Trust Accelerators First-Call Tactics

  • Mirror their world first — Describe their day-to-day before talking about yours. "Teams like yours usually deal with X, Y, Z — does that match?" This says: I know your world.
  • Name challenges before they do — "The thing I hear most from IT managers at your stage is [challenge]. Is that showing up for you?" If right: massive credibility. If wrong: they correct you — also valuable.
  • Challenge a safe assumption — Politely push back on one thing they say. "That's an interesting take — I actually see it go the other way with most teams. Want me to share what we see?" This shows you're not a yes-person.
  • Give something with no ask — Share an insight, a benchmark, a data point — freely. No "but if you want more, you'll need to sign up." Generosity signals confidence.
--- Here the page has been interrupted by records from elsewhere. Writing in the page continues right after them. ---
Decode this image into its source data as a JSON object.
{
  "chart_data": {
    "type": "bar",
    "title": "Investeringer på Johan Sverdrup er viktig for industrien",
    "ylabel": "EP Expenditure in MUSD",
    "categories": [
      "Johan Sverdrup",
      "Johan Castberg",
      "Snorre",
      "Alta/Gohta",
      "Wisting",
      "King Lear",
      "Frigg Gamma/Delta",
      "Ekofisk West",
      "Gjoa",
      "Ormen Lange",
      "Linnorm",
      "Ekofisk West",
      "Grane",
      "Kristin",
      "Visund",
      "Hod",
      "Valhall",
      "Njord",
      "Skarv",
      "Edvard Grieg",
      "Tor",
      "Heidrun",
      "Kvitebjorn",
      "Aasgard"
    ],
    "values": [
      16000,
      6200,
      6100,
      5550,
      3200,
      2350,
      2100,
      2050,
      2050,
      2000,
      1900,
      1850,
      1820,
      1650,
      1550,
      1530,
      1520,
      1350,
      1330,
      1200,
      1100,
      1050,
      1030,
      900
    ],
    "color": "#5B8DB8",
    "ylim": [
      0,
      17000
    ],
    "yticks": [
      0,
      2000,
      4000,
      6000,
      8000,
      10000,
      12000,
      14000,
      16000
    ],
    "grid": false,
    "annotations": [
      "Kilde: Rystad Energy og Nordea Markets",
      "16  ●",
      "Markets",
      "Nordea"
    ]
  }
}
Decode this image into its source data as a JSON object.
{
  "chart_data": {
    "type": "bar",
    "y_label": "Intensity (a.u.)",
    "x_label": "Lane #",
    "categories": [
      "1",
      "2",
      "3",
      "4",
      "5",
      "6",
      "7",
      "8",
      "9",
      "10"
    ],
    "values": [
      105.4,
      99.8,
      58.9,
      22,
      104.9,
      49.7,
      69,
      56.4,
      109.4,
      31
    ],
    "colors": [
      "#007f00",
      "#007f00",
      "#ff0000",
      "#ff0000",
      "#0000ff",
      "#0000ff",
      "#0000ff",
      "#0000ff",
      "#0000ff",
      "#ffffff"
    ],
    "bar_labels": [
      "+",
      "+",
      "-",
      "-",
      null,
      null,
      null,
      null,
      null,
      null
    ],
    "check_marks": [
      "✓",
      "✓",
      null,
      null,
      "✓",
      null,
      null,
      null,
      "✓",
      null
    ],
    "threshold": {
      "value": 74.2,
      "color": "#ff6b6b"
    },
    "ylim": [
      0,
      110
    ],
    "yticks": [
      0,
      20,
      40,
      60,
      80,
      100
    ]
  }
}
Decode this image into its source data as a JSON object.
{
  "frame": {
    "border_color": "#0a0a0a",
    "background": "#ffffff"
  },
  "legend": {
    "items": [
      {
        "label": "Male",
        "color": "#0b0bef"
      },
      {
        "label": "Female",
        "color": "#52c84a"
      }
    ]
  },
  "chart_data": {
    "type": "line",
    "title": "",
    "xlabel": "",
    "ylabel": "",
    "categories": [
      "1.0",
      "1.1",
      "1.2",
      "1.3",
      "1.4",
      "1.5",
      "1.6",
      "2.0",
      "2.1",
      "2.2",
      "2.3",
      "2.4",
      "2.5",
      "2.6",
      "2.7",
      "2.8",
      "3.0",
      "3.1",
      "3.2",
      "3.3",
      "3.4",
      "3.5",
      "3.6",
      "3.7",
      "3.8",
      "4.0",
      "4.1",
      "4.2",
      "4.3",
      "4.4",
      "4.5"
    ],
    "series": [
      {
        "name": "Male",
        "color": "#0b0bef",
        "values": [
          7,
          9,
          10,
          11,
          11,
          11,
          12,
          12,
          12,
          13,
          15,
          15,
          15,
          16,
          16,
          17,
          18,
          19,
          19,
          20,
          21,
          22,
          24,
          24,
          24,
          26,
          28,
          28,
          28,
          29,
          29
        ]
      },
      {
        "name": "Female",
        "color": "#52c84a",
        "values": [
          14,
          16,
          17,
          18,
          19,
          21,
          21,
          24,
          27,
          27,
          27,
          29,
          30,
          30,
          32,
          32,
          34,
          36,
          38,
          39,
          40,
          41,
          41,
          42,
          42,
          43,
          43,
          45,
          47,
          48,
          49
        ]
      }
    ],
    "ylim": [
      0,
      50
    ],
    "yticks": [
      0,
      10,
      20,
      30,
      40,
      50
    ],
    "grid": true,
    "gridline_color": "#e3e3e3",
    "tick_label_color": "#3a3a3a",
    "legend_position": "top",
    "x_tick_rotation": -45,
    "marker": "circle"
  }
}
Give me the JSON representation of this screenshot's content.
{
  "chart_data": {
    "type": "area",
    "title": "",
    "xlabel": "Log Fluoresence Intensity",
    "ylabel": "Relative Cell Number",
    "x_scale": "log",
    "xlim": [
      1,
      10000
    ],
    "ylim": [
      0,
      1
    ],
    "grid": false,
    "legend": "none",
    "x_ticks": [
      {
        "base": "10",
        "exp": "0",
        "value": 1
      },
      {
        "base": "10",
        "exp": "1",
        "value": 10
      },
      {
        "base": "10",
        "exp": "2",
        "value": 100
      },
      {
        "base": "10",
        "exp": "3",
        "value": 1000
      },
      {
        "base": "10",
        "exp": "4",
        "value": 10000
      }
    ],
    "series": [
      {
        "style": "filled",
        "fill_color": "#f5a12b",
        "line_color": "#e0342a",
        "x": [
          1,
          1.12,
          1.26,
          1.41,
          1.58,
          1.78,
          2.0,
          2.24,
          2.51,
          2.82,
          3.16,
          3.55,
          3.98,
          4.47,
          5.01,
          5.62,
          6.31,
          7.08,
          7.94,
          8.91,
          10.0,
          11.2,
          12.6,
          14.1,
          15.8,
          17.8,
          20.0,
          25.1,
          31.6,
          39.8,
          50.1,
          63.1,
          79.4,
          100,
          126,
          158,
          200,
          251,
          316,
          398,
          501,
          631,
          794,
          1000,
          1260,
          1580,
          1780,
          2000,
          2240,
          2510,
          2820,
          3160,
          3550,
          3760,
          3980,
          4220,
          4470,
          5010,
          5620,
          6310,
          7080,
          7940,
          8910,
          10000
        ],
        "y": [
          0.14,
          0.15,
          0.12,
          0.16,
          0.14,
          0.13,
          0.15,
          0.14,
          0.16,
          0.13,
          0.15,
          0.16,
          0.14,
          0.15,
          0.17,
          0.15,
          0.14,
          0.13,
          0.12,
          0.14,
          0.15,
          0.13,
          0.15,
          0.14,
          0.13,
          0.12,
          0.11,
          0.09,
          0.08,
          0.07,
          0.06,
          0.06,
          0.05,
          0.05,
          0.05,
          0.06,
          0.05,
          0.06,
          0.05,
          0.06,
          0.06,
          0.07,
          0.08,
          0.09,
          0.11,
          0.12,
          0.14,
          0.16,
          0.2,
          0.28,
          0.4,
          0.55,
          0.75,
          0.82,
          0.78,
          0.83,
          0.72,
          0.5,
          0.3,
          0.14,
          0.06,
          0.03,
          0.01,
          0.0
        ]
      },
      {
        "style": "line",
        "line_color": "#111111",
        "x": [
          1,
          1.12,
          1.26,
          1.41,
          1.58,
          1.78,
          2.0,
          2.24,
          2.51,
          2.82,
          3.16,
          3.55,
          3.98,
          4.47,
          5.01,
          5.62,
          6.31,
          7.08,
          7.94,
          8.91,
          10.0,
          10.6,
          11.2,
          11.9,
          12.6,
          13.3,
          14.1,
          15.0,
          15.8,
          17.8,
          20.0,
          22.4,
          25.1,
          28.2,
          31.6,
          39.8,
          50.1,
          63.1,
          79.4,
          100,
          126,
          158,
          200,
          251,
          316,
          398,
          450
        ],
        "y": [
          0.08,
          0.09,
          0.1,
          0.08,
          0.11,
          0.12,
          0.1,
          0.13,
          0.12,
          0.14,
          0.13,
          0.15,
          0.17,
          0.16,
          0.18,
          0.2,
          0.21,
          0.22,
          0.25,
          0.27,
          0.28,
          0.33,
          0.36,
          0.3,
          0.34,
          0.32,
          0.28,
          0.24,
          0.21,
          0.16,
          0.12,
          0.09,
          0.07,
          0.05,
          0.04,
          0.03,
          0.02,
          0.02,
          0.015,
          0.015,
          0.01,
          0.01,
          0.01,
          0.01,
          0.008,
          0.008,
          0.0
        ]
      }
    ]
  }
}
  • Name the outcome of the call explicitly — "My goal for today is to understand whether what we do is even relevant to where you're headed — and to give you something useful regardless." This removes sales pressure from the room.
  • Exercise — Pre-Call Trust Plan

    Before your next 3 discovery calls, write: (1) which trust accelerator you'll lead with, (2) what insight you'll offer for free, (3) how you'll challenge a safe assumption. Review with a peer before the call.